“I’ve had enough of your horseplay,” s/he said. “Off you go now.”
Everything in the world is seeking to stand on the highest point. Where one can see. There is nothing else which explains the urge to climb mountains, get there first, or pat oneself on the back. It even explains the eruption of volcanoes, the contents inside wishing to come out on top. That’s the prime real estate. No matter what one has to do to get there. That says a lot.
That’s why an eruption is such a sacred shared event. A seismic shift. People remember it. It burns itself on the social memory pad. Changes everything. I saw such an event once. It was my first. After this I saw more, but they were robbed of absolute novelty. Because If you see one you’ve seen it all, the world order set up.

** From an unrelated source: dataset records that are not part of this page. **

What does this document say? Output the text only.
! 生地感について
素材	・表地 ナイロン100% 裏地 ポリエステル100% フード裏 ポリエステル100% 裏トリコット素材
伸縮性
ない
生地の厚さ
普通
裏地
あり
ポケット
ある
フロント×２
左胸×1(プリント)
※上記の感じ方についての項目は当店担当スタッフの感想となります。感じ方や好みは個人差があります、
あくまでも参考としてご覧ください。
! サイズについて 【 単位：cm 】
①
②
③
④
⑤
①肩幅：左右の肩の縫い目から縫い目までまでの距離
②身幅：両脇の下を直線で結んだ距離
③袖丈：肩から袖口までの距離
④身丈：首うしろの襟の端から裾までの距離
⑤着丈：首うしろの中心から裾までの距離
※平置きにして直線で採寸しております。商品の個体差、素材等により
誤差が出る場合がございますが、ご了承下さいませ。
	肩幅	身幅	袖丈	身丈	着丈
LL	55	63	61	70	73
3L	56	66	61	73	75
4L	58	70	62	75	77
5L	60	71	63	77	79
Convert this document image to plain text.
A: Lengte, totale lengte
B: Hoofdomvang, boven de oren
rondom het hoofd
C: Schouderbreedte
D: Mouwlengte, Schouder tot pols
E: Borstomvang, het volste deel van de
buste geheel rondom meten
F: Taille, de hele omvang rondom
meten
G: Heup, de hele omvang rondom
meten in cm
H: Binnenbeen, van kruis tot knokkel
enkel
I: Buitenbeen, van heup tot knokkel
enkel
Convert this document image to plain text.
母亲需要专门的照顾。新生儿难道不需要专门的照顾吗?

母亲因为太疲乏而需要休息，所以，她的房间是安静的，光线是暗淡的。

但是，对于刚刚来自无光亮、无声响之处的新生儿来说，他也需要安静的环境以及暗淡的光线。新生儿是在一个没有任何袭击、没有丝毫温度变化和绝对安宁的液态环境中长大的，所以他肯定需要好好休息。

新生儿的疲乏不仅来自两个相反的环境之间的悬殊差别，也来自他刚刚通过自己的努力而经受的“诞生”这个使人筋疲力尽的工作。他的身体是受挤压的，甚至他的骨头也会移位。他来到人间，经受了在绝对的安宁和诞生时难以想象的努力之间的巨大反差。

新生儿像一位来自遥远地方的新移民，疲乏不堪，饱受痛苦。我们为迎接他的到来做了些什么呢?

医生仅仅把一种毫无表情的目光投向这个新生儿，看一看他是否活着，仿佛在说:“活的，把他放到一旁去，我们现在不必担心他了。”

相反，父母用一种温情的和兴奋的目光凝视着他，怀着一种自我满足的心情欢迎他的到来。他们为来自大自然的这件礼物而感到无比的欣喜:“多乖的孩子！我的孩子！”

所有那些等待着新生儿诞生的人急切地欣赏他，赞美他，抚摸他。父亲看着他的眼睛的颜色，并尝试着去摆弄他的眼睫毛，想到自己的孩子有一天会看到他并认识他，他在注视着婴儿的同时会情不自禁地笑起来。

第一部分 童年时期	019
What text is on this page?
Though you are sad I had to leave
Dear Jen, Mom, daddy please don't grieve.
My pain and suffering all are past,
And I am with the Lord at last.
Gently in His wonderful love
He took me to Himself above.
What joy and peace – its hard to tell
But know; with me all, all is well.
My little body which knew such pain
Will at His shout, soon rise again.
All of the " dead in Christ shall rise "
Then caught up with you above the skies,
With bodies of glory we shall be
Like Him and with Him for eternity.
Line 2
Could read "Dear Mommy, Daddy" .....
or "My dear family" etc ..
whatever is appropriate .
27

At some point everything becomes common place. It starts to look alike. A revelatory illusion.
Everything is built on something else. The novelty is an illusion. The present is a time shift of the past. It seems clear because there has been a precedent. A prologue. An introduction. And when we left we said “Make it look like no one has ever been here before.” So as not to rob the future of its own initiative. Priorities. I don’t make the rules, I break them.
The present has to be built. In detail. For the purpose of references. Few check these out. Outdated.
Once it is built, it seems to have always been there. This is the natural order. It’s traditional.
My first book was a stapled together mess called A Child’s Guide to Suicide, and I handed it out at a punk rock club. Have you ever been hugged by a sweaty punk rocker? I don’t even have a copy of it. You come away looking like you were up on the stage. The copy I had drowned in a flood. It was from a hot water heater. Twenty years old, it sprung a leak into the basement apartment. The trauma of aging. I was dreaming at the time. I dreamt of water, a gentle flow. A steady dripping and splashing of the tropics. As if I were stranded on a beach. When I awoke I splashed down, as my feet hit the floor and were submerged. I salvaged what I could. And rebuilt. It’s what people do. By conditioning. Tradition.
So here we are.
She had short hair, light brown, when she approached me. She was tall and played the bass guitar. I had been admiring her from afar, but she had no way of knowing this. Like when you look to the top of Mount Everest with longing in your heart, though you understand the perils inherent in such a desire. It’s a question of preparation. How well you pack. If you are ready. If your heart is strong.
“Are you handing this out to children?” she demanded. And it was a set-up to a joke, but instead, for love, the punchline was moved to a footnote. And so the response was left wanting. And she walked away with a flourish. And perhaps that was the greatest gift I could give her. For who can understand the nature of love, for which so much is sacrificed in our perpetual present?